Dans ce documentaire, Chantal Akerman alterne scènes muettes (plans fixes de paysages autour de la frontière américano-mexicaine ou travellings le long du mur), et témoignages (à commencer par tous les membres d'une famille dont le fils aîné a péri) : simple et efficace. La parole des migrants qui fuient leur pays pour des raisons économiques se mêle ainsi à l'atmosphère des lieux.
Dans une deuxième partie, c'est le côté américain, avec des gens qui craignent pour leur tranquillité et leurs biens. Et toujours cette alternance, avec peut-être une plus grande part laissée aux interviews.

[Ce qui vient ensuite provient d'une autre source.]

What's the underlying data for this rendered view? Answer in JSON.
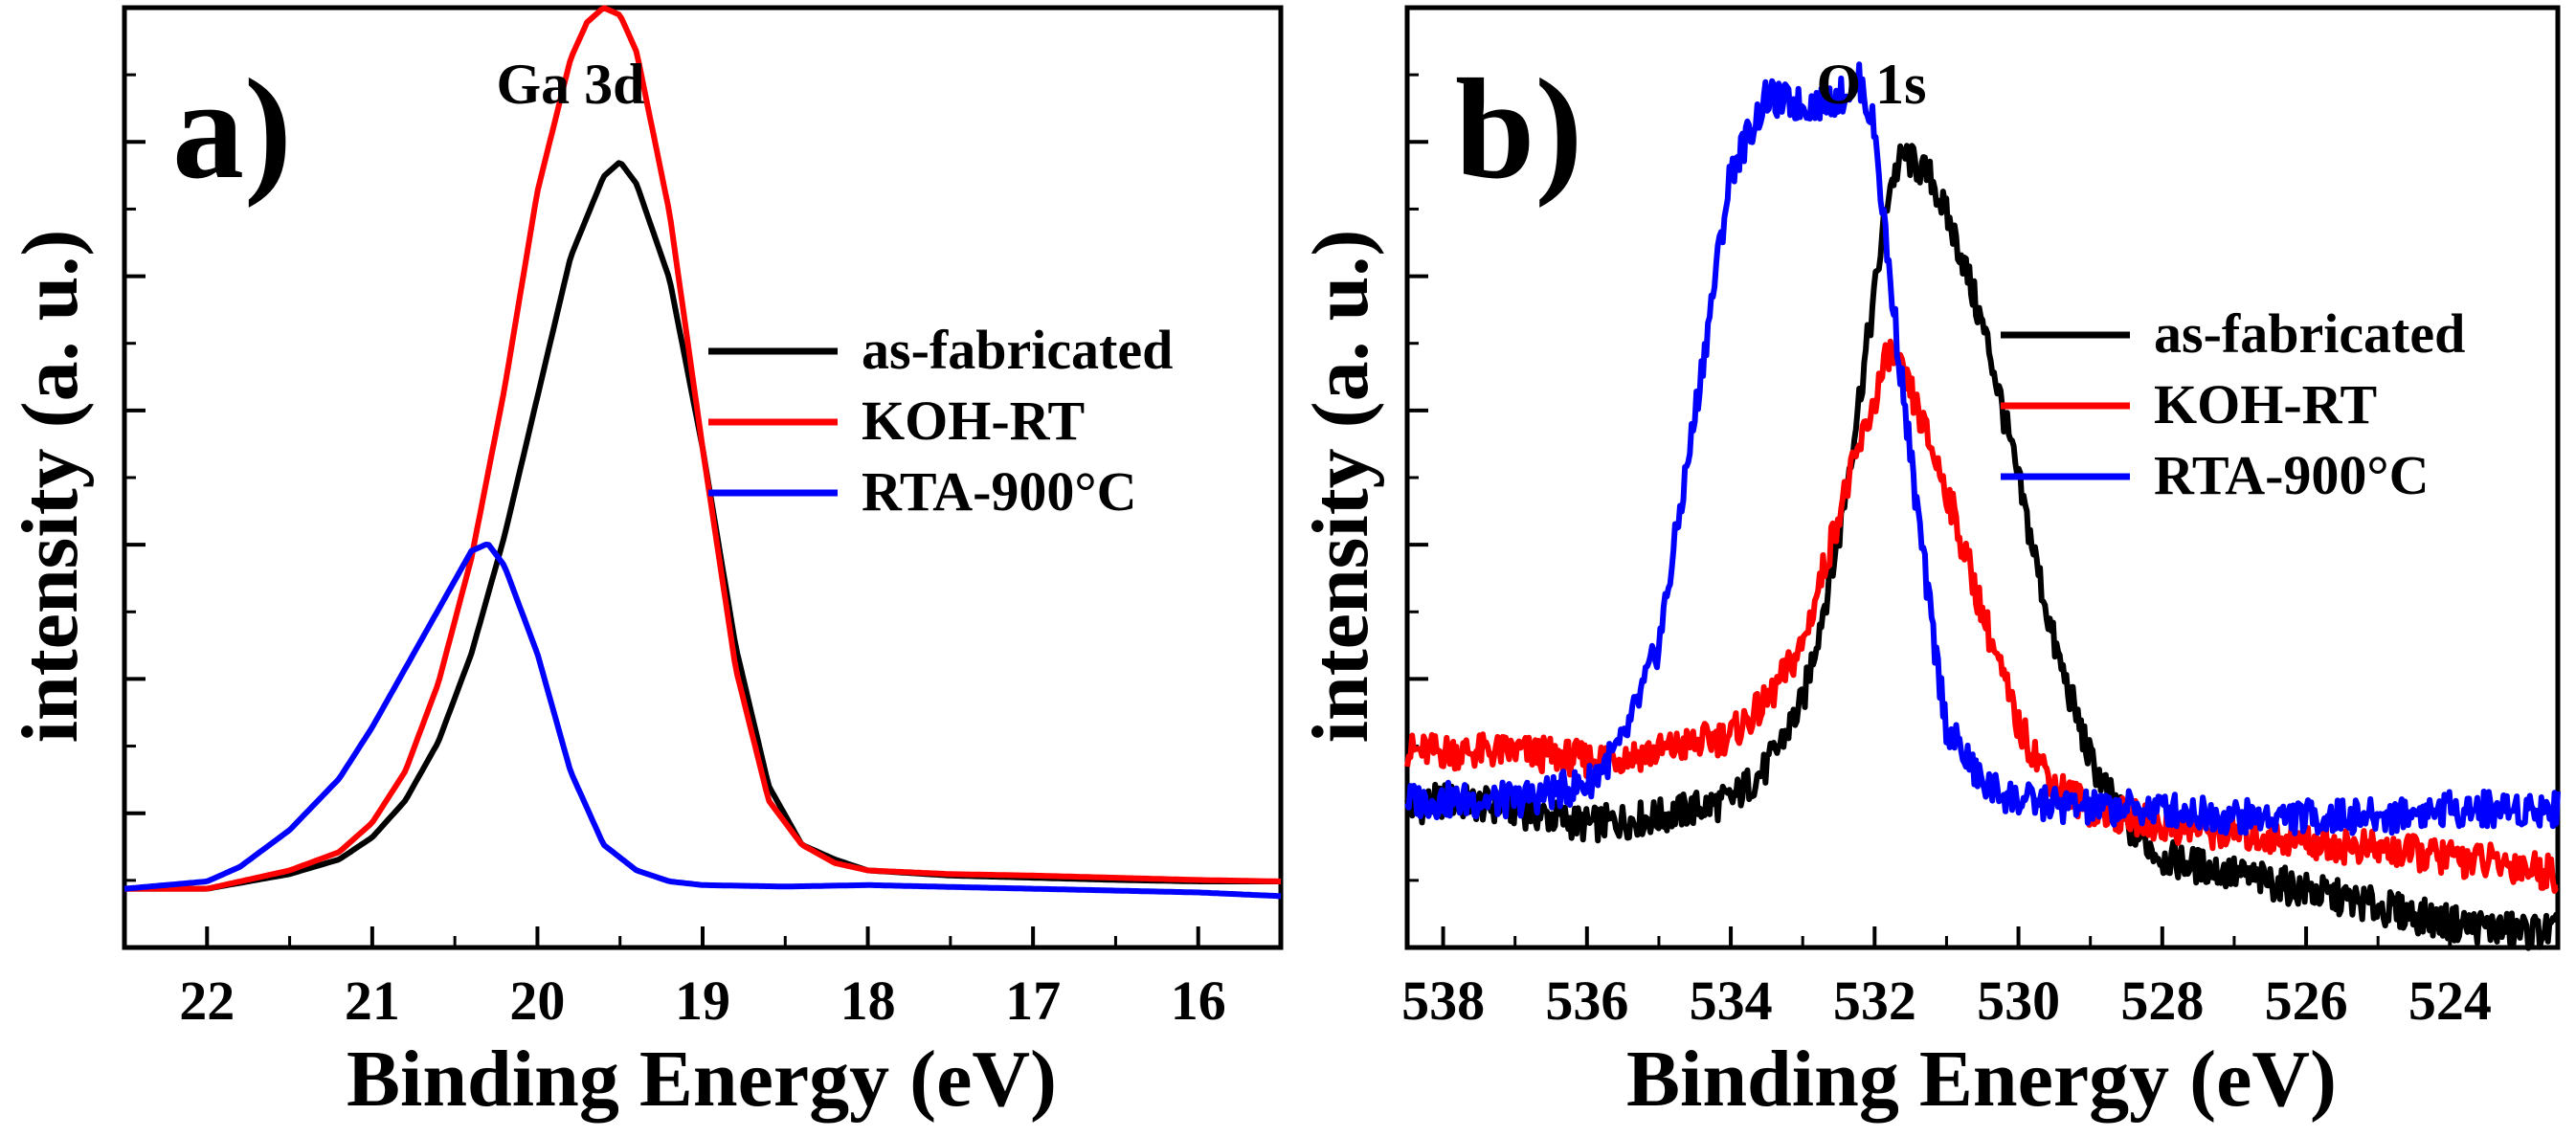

Akerman ne craint pas la durée : elle peut laisser tourner sa caméra devant un terrain vague de longues minutes sans qu'il se passe grand chose. Filmer deux points blancs sur le pare-brise d'une voiture de police dans la nuit jusqu'à l'abstraction. Ou encore, lorsqu'elle interviewe une vieille, lui laisser tout le temps de vivre ce qu'elle raconte - la perte déchirante de son fils - en silence. Un parti pris rare, qui a une certaine force, et qui a l'authenticité de la vie. Evidemment un peu aride, à l'image de la région.
Parfois, c'est un peu trop : la scène remontant une file de voitures le long de la frontière m'a quand même paru interminable ! Idem sur la scène du match de foot.
Mais dans l'ensemble, voilà du documentaire engagé artistiquement, ce qui ne surprendra pas les fans des fictions de Chantal Akerman.